My experience runs counter to what the Trump administration has asserted in its decision to end this line. The Office of Management and Budget falsely argued that the phone line was a conduit of indoctrination “where children are encouraged to embrace radical gender ideology by ‘counselors’ without consent or knowledge of their parents.”

My callers wished their parents weren’t in denial and didn’t echo right-wing talking points. They wished they didn’t feel so alone late at night. They called from Utah and Arizona and Iowa. That more calls came from rural red states than from urban blue states was not a mere gut feeling on my part. Published data by the Trevor Project links the dozens of recent anti-trans laws with increases in the rates of suicide attempts by transgender and nonbinary youth.

One night, a suicidal trans girl said she had to cut the call short because it was getting to be past her bedtime. I am a cisgender male and a corny dad with a kid similar in age to these callers. Before they hung up, I whisper-yelled into the phone that they could call again anytime.

I also had trans adults calling, just as alone. A colleague got a call from a trans woman inside a psych ward — hospitals were no guarantee of safety. A caller from a rural state out west trying to transition told me, “Somebody has to give me a reason to live.” Telling them “it gets better” seemed not only hollow but false. I couldn’t pretend that the legislatures in the states where my callers lived were going to reverse course (they have not) or that the general anti-trans beliefs among policymakers in their state would change. I could only listen and validate that what they were going through was difficult — in other words, prove that they hadn’t made a mistake in reaching out.
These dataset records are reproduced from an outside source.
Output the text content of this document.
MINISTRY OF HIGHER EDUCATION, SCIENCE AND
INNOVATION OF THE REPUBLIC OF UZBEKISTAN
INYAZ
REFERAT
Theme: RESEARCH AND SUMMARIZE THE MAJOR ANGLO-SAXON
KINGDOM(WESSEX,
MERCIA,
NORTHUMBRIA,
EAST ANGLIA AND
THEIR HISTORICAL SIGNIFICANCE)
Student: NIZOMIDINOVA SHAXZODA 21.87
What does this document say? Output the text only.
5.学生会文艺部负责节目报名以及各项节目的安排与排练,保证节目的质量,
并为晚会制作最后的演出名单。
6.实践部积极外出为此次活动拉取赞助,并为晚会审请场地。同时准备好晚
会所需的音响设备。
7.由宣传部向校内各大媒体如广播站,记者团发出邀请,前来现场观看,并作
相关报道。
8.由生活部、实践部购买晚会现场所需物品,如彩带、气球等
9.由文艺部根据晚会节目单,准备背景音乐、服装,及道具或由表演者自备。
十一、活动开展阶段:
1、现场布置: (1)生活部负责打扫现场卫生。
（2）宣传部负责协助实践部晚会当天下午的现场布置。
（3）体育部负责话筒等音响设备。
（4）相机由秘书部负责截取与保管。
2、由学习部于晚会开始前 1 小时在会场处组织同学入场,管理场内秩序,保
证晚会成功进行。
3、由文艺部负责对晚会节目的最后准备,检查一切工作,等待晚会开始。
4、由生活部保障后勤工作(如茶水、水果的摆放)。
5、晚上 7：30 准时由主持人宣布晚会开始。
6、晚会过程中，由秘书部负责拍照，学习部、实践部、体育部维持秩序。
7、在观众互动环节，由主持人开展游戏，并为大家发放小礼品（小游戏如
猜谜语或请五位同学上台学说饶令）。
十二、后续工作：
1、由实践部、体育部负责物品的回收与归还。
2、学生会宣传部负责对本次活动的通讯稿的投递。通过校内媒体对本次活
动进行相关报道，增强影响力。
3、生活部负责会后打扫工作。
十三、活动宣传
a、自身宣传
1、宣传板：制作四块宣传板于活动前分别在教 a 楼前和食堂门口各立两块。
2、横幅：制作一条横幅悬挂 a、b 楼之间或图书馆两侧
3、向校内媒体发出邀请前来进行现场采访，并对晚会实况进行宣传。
The kids were telling us that to survive, they needed a kinder, safer world. We don’t have to take expensive, showy steps to get there. It can involve as basic a gesture as a middle school teacher wearing a rainbow necklace or a neighbor planting a trans flag in the yard. These are more than performative gestures to someone who feels abandoned.

A community college could open its library — and its L.G.B.T.Q. materials — to surrounding neighborhoods. The librarian could make a point of complimenting someone’s gender-nonconforming haircut or clothing. These kinds of safety signals let kids know where they can go in an emergency.

Surgeries for youth are rare. But hatred, spurred by the Trump administration, is not. Ultimately, the children whose stories of trauma and isolation I listened to had only one question. It was a simple one: Who can I turn to?